Als het buiten kouder wordt, kan het in onze huizen drukker worden. Kleine zoogdieren, zoals muizen, zoeken de warmte van onze huizen op. Maar ook bepaalde vliegen, zoals de klustervlieg, zoeken bij dalende temperaturen een warme droge plek.
Overwinterende vliegen
De klustervlieg dankt zijn naam het feit dat ze met een groot aantal soortgenoten klusteren in grote groepen. In het najaar, wanneer de temperatuur begint te dalen, zoeken ze beschutting in hoeken en gaten in huizen en andere gebouwen. Meestal zijn dit hoge gebouwen zoals flats of kerktorens. Naast de klustervlieg hebben ook de grasvlieg en de herfstvlieg de gewoonte om massaal in gebouwen te overwinteren. De vliegen gaan in een ruststand om te teren op hun vetreserves om de winter door te komen.

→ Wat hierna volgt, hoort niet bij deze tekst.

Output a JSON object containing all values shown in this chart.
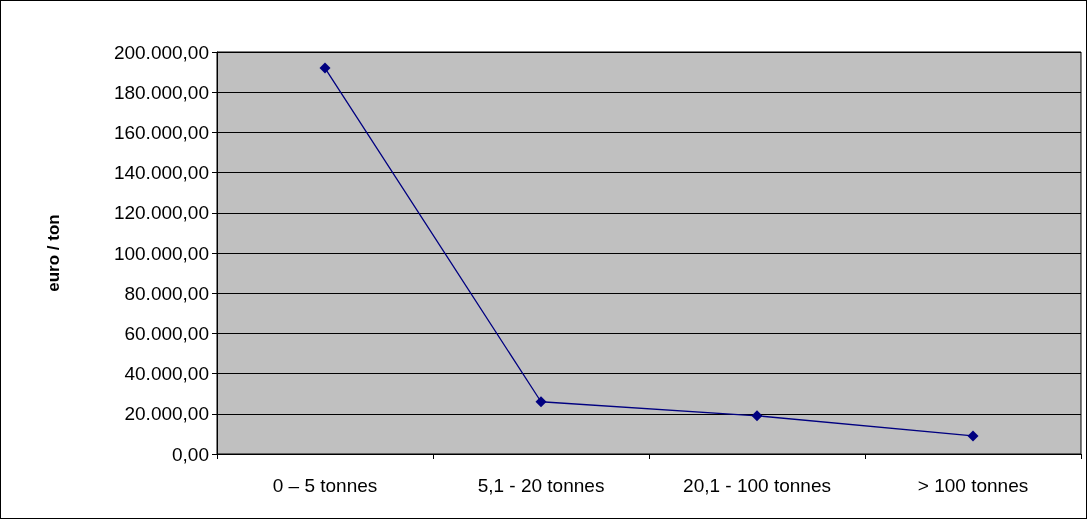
{
  "chart_data": {
    "type": "line",
    "ylabel": "euro / ton",
    "categories": [
      "0 – 5 tonnes",
      "5,1 - 20 tonnes",
      "20,1 - 100 tonnes",
      "> 100 tonnes"
    ],
    "series": [
      {
        "color": "#000080",
        "values": [
          192000,
          26000,
          19000,
          9000
        ]
      }
    ],
    "ylim": [
      0,
      200000
    ],
    "yticks": [
      {
        "value": 0,
        "label": "0,00"
      },
      {
        "value": 20000,
        "label": "20.000,00"
      },
      {
        "value": 40000,
        "label": "40.000,00"
      },
      {
        "value": 60000,
        "label": "60.000,00"
      },
      {
        "value": 80000,
        "label": "80.000,00"
      },
      {
        "value": 100000,
        "label": "100.000,00"
      },
      {
        "value": 120000,
        "label": "120.000,00"
      },
      {
        "value": 140000,
        "label": "140.000,00"
      },
      {
        "value": 160000,
        "label": "160.000,00"
      },
      {
        "value": 180000,
        "label": "180.000,00"
      },
      {
        "value": 200000,
        "label": "200.000,00"
      }
    ],
    "grid": "y",
    "marker": "diamond",
    "line_style": "solid"
  }
}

Ze gaan simpelweg op de grond liggen, soms zelfs op de rug en vliegen niet of nauwelijks rond.
Duizenden overwinterende klustervliegen in een kerktoren. Foto: Jesper Buursink
Determinatie
De drie overwinterende vliegensoorten vertonen bepaalde overeenkomsten met de ‘gewone’ kamervlieg, maar verschillen vooral qua uiterlijk en lengte. De klustervlieg lijkt op een sterk uitgegroeide kamervlieg met goudkleurige haren op de borst. Met een lengte van ongeveer acht millimeter is de klustervlieg relatief groot. De herfstvlieg (6 tot 7 mm) en met name de grasvlieg (3 mm) zijn kleiner. De vliegen verschillen onderling in leefwijze, maar ontwikkelen zich wel allemaal buiten, bijvoorbeeld in weilanden, graslanden, e.d.